I am GREEN with envy!!!!
That No:6 is a lovely shrub but I haven’t a clue what it is, I’m afraid. I also have plenty of foliage and not enough flowers on my Grape hyacinths. I’m not much help but I enjoyed your Six-on-Saturday.
Thanks Granny. I’m so glad someone else has my grape hyacinth problem as I really love the flowers – especially the newly-bred ones in shades of palest blues and whites.
Your garden looks lovely as always spring is coming here, we have crocus flowering and lots of daffoldils in various stages, some flowering but loads more to come <3 We spent an enjoyable couple of hours chopping back things. Regarding the shrub could it be this https://www.hopesgrovenurseries.co.uk/shop/hedging/snowberry-hedging/snowberry-white-hedge-hedging/
I initially thought it could be cotoneaster, but not sure?
That’s three for snowberry – I think we might have a winner here!
Given that you are in the southern hemisphere any stab at an identification of your shrub would be a big gamble. It resembles our snowberry, Symphoricarpos.
That’s what Jim said too, Paddy. Tasmanian gardens are very northern hemisphere-oriented, so I think you’d both be on the money.
It certainly doesn’t feel like autumn….!
It does here. We’re having crisp early mornings and clear autumn blue skies and glorious Indian summer days where the temps are about 19-22. A sure sign of autumn. I love it – need to leave the La Nina summer behind as when you live by the beach, as we do, its very user-unfriendly.
I think the white berried shrub is Snowberry, Symphoricarpus albus. Can be rather invasive.
Oh thank you. Shall chase up!
Hi Prue, for the first time I landed on teh front page of your website rather than straight to your blog and discovered you’re an author. Wonderful!
I’m pleased to see you’re growing acis. I’ve seen them in my bulb catalogues and always thought they looked very pretty. I hope you get some flowers as I think we’d all enjoy seeing them.
Yes, Katharine. For my sins, I’m an author. Naughtily though, I spend much more time procrastinating in the garden than writing. Re acis – as soon as it flowers, I’ll post pics. I’d never heard of it till it popped up in my favourite seasonal catalogue. Looks sweet so I’d thought I’d give it a go.
I have muscari appearing as well, and it seems early to me. I have never heard of Acis autumnalis before, and had to find some photos on the internet. What a pretty thing it is. I don’t know where you are, but I’m guessing much further south than us. Our summer has been similar, but not cold, just pretty dreary a lot of the time and rather windy. Today (March1st) is glorious. Days still in the 30s however. Autumn weather in the offing!

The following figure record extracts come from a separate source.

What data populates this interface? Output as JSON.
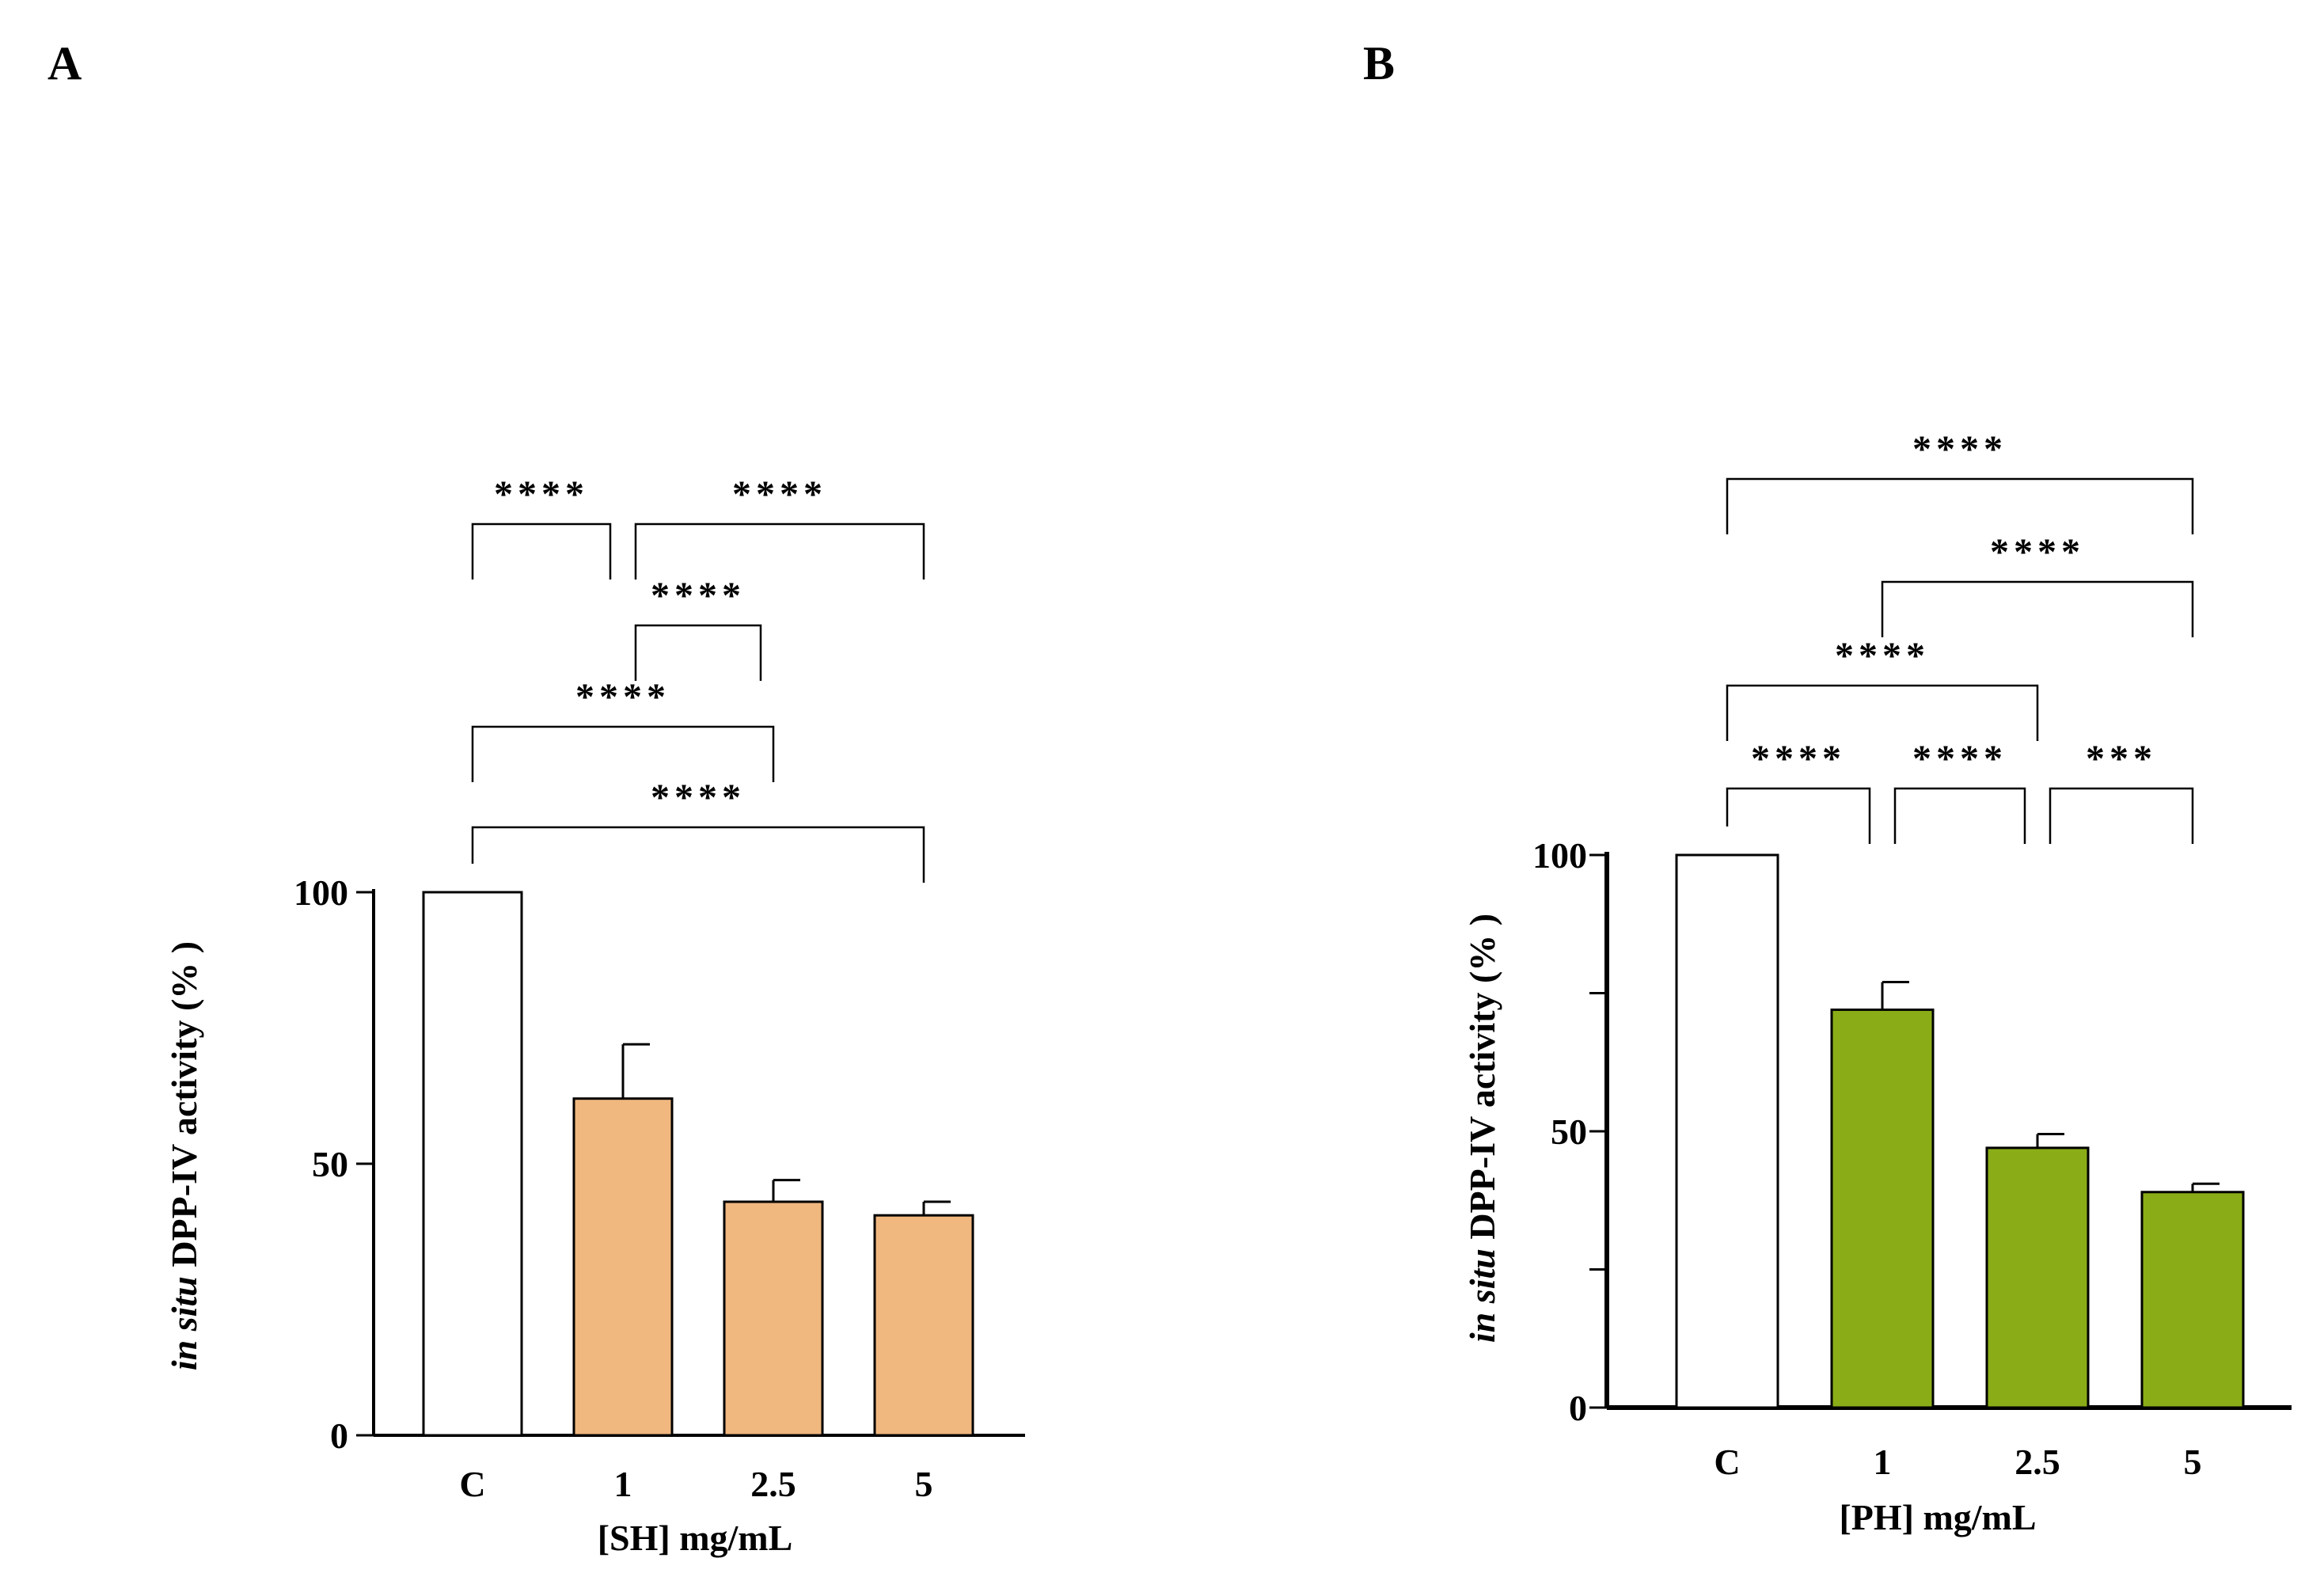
{
  "chart_data": [
    {
      "panel_label": "A",
      "type": "bar",
      "categories": [
        "C",
        "1",
        "2.5",
        "5"
      ],
      "values": [
        100,
        62,
        43,
        40.5
      ],
      "errors": [
        0,
        10,
        4,
        2.5
      ],
      "bar_colors": [
        "#ffffff",
        "#f0b77f",
        "#f0b77f",
        "#f0b77f"
      ],
      "ylabel_italic": "in situ",
      "ylabel_rest": " DPP-IV activity (% )",
      "xlabel": "[SH] mg/mL",
      "ylim": [
        0,
        100
      ],
      "yticks": [
        0,
        50,
        100
      ],
      "minor_yticks": [],
      "grid": false,
      "comparisons": [
        {
          "from": 0,
          "to": 3,
          "label": "****"
        },
        {
          "from": 0,
          "to": 2,
          "label": "****"
        },
        {
          "from": 1,
          "to": 2,
          "label": "****"
        },
        {
          "from": 0,
          "to": 1,
          "label": "****"
        },
        {
          "from": 1,
          "to": 3,
          "label": "****"
        }
      ]
    },
    {
      "panel_label": "B",
      "type": "bar",
      "categories": [
        "C",
        "1",
        "2.5",
        "5"
      ],
      "values": [
        100,
        72,
        47,
        39
      ],
      "errors": [
        0,
        5,
        2.5,
        1.5
      ],
      "bar_colors": [
        "#ffffff",
        "#8aad17",
        "#8aad17",
        "#8aad17"
      ],
      "ylabel_italic": "in situ",
      "ylabel_rest": " DPP-IV activity (% )",
      "xlabel": "[PH] mg/mL",
      "ylim": [
        0,
        100
      ],
      "yticks": [
        0,
        50,
        100
      ],
      "minor_yticks": [
        25,
        75
      ],
      "grid": false,
      "comparisons": [
        {
          "from": 0,
          "to": 3,
          "label": "****"
        },
        {
          "from": 1,
          "to": 3,
          "label": "****"
        },
        {
          "from": 0,
          "to": 2,
          "label": "****"
        },
        {
          "from": 0,
          "to": 1,
          "label": "****"
        },
        {
          "from": 1,
          "to": 2,
          "label": "****"
        },
        {
          "from": 2,
          "to": 3,
          "label": "***"
        }
      ]
    }
  ]
}
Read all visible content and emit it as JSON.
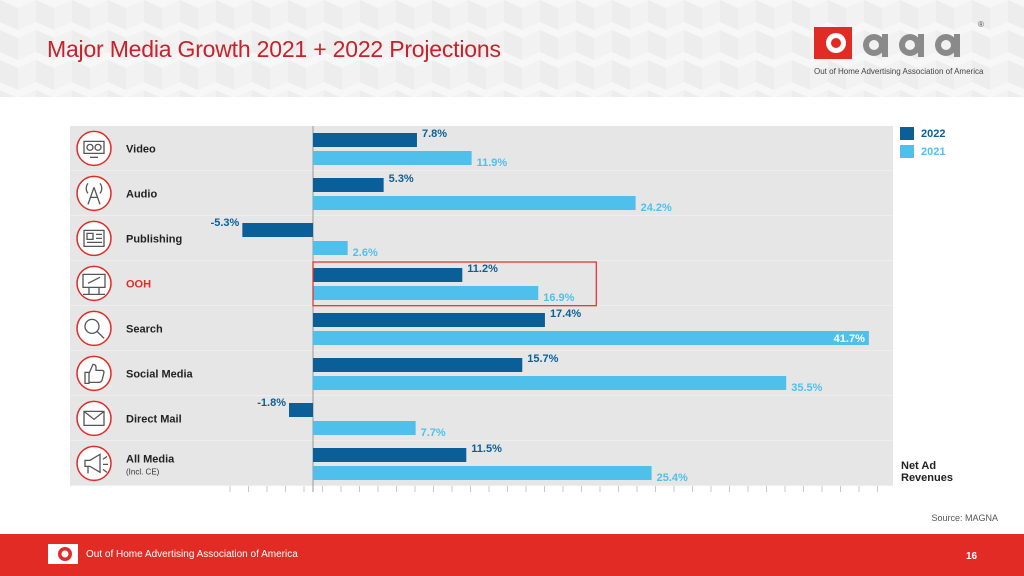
{
  "slide": {
    "title": "Major Media Growth 2021 + 2022 Projections",
    "source": "Source: MAGNA",
    "page_number": "16"
  },
  "logo": {
    "subtitle": "Out of Home Advertising Association of America",
    "registered": "®"
  },
  "footer": {
    "text": "Out of Home Advertising Association of America"
  },
  "colors": {
    "brand_red": "#e32b26",
    "series_2022": "#0b5f99",
    "series_2021": "#4fc0ec",
    "row_bg": "#e6e6e6"
  },
  "chart_data": {
    "type": "bar",
    "orientation": "horizontal",
    "title": "",
    "xlabel": "Net Ad Revenues",
    "unit": "%",
    "xlim": [
      -10,
      45
    ],
    "categories": [
      {
        "label": "Video",
        "sub": "",
        "icon": "video-icon",
        "highlight": false
      },
      {
        "label": "Audio",
        "sub": "",
        "icon": "radio-tower-icon",
        "highlight": false
      },
      {
        "label": "Publishing",
        "sub": "",
        "icon": "newspaper-icon",
        "highlight": false
      },
      {
        "label": "OOH",
        "sub": "",
        "icon": "billboard-icon",
        "highlight": true
      },
      {
        "label": "Search",
        "sub": "",
        "icon": "search-icon",
        "highlight": false
      },
      {
        "label": "Social Media",
        "sub": "",
        "icon": "thumbs-up-icon",
        "highlight": false
      },
      {
        "label": "Direct Mail",
        "sub": "",
        "icon": "mail-icon",
        "highlight": false
      },
      {
        "label": "All Media",
        "sub": "(Incl. CE)",
        "icon": "megaphone-icon",
        "highlight": false
      }
    ],
    "series": [
      {
        "name": "2022",
        "color": "#0b5f99",
        "values": [
          7.8,
          5.3,
          -5.3,
          11.2,
          17.4,
          15.7,
          -1.8,
          11.5
        ],
        "labels": [
          "7.8%",
          "5.3%",
          "-5.3%",
          "11.2%",
          "17.4%",
          "15.7%",
          "-1.8%",
          "11.5%"
        ]
      },
      {
        "name": "2021",
        "color": "#4fc0ec",
        "values": [
          11.9,
          24.2,
          2.6,
          16.9,
          41.7,
          35.5,
          7.7,
          25.4
        ],
        "labels": [
          "11.9%",
          "24.2%",
          "2.6%",
          "16.9%",
          "41.7%",
          "35.5%",
          "7.7%",
          "25.4%"
        ]
      }
    ],
    "legend": {
      "position": "top-right"
    },
    "axis_note_line1": "Net Ad",
    "axis_note_line2": "Revenues"
  }
}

Hi Jane. Yes, much further south – Tassie. A drear summer so unlike the years when we have El Nino, but then we pay the price with drought on the farm. Being an ocean swimmer and a bit of a boatie, the reverse weather stream, La Nina, has disappointingly made us grey and very windy. We’ve had very few days in the high 20’s and 30’s. Bring on autumn – I love the mild clear blue days, still warm enough for swimming. Last year’s Lockdown was heavenly.
A coddywomple! I had a good laugh when I read that one! .
Isn’t it fab? I didn’t believe it was a real word when I first heard it, but it is. It apparently appeared online in 2010 and is now entrenched in urban slang. Not yet in the OED.
I feel I’ve been having a coddywomple for the last year, I just didn’t know the name! Your Auriculas do seem very keen.
Fabulous word for this last 12 months, isn’t it?